Monday, July 13, 2009

Phew!

Shanghai has been cleaning up its act this year. We're receiving new sidewalks on every street, reorganizing power lines, and smoothing out major streets. We're planting trees and sprucing up green spaces. And we're building like mad people.

Building like mad people isn't unusual for Shanghai - but the scope of building within the Shanghai Expo site is really quite spectacular. The site covers 5.28 square kilometers and crosses the Huangpu River. You can watch construction progress on the Expo's website, but the small camera dwarves the impressive growth we see everytime we pass through the site.

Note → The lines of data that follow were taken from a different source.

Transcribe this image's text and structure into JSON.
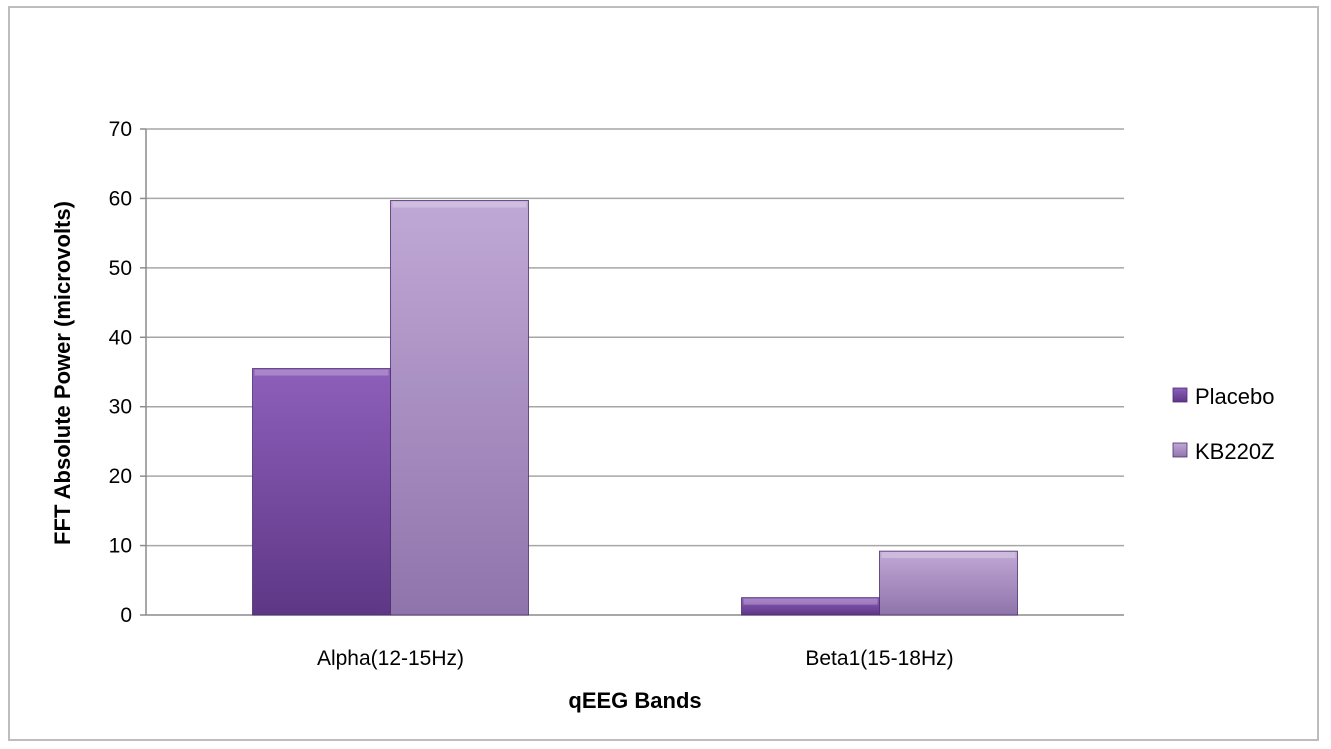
{
  "chart_data": {
    "type": "bar",
    "title": "",
    "xlabel": "qEEG Bands",
    "ylabel": "FFT Absolute Power (microvolts)",
    "categories": [
      "Alpha(12-15Hz)",
      "Beta1(15-18Hz)"
    ],
    "series": [
      {
        "name": "Placebo",
        "values": [
          35.5,
          2.5
        ],
        "color": "#7b4fa5"
      },
      {
        "name": "KB220Z",
        "values": [
          59.7,
          9.2
        ],
        "color": "#ab8fc6"
      }
    ],
    "ylim": [
      0,
      70
    ],
    "yticks": [
      "0",
      "10",
      "20",
      "30",
      "40",
      "50",
      "60",
      "70"
    ],
    "grid": true,
    "legend_position": "right"
  }
}
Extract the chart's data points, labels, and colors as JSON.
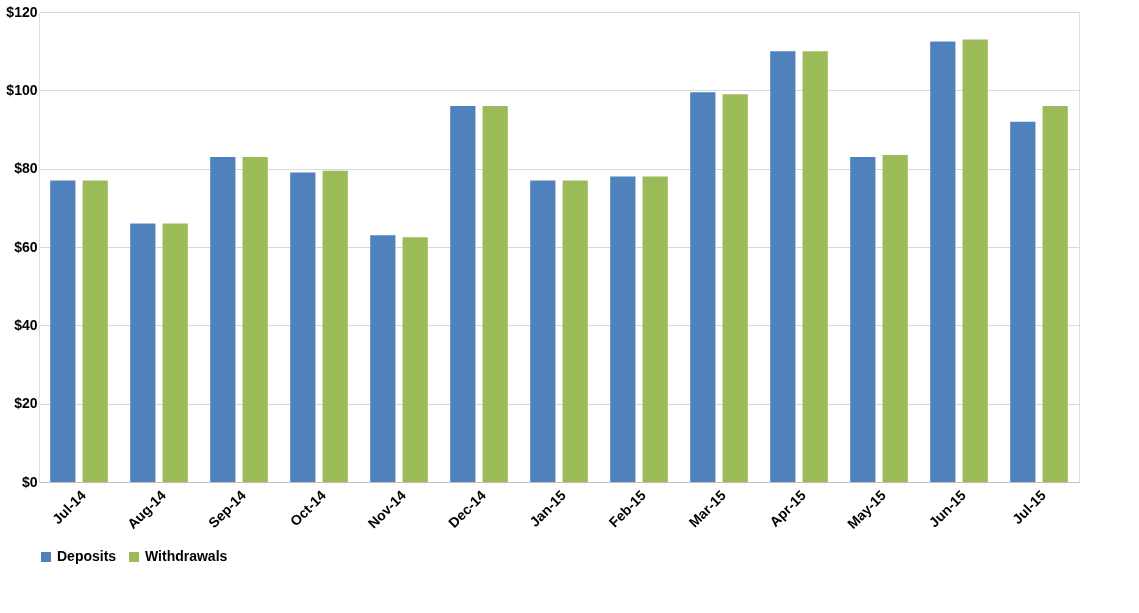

Much like the Olympics in Beijing last year, China has invested much money and emotional energy into this Expo - the modern version of the world's fair. As the Olympics were Beijing's coming out party to the world, Shanghai will dance in the world spotlight with the Expo in less than one year. They expect 70 million visitors to enter the grounds, with participation by 200 countries and international institutions (those international organizations are important, since there are only 195 nations in the world).

Only recently added to that list 200-strong?

The United States of America.

A World's Fair without America's participation would have embarrassed China as well as America, if not more. Shamefully, America could not find someone organized and influential enough to make this Expo happen. First, it seemed unclear whether or not the U.S. desired involvement. When a ragtag team of fundraisers and organizers called Shanghai Expo, Inc. were finally authorized to organize American participation, they were unable to raise the appropriate amount of funds or to garner enough corporate interest. The U.S. government is legally prohibited from providing funds for a national pavilion, and so the state department sad rather idly by, waiting for these yo-yo's to put together something funding for a pavilion that would save face for everyone.

Dangerously close to the deadline - the Expo will begin in 292 days - U.S. Secretary of State Hillary Clinton grasped the reins and handed them over to Jose H. Villarreal, appointed U.S. Commissioner General to the 2010 World Exposition on July 1. Since that day, he jumped on a plane to Shanghai and organized an official announcement of US participation.


Americans in China (Jim Fallows and Adam Minter are two interesting ones, but my friends and I are included) were becoming increasingly nervous about the impact a lack of participation could have on U.S.-China relations, and the Expo as a whole. With this announcement, many Americans familiar with China breathed a collective sigh of relief.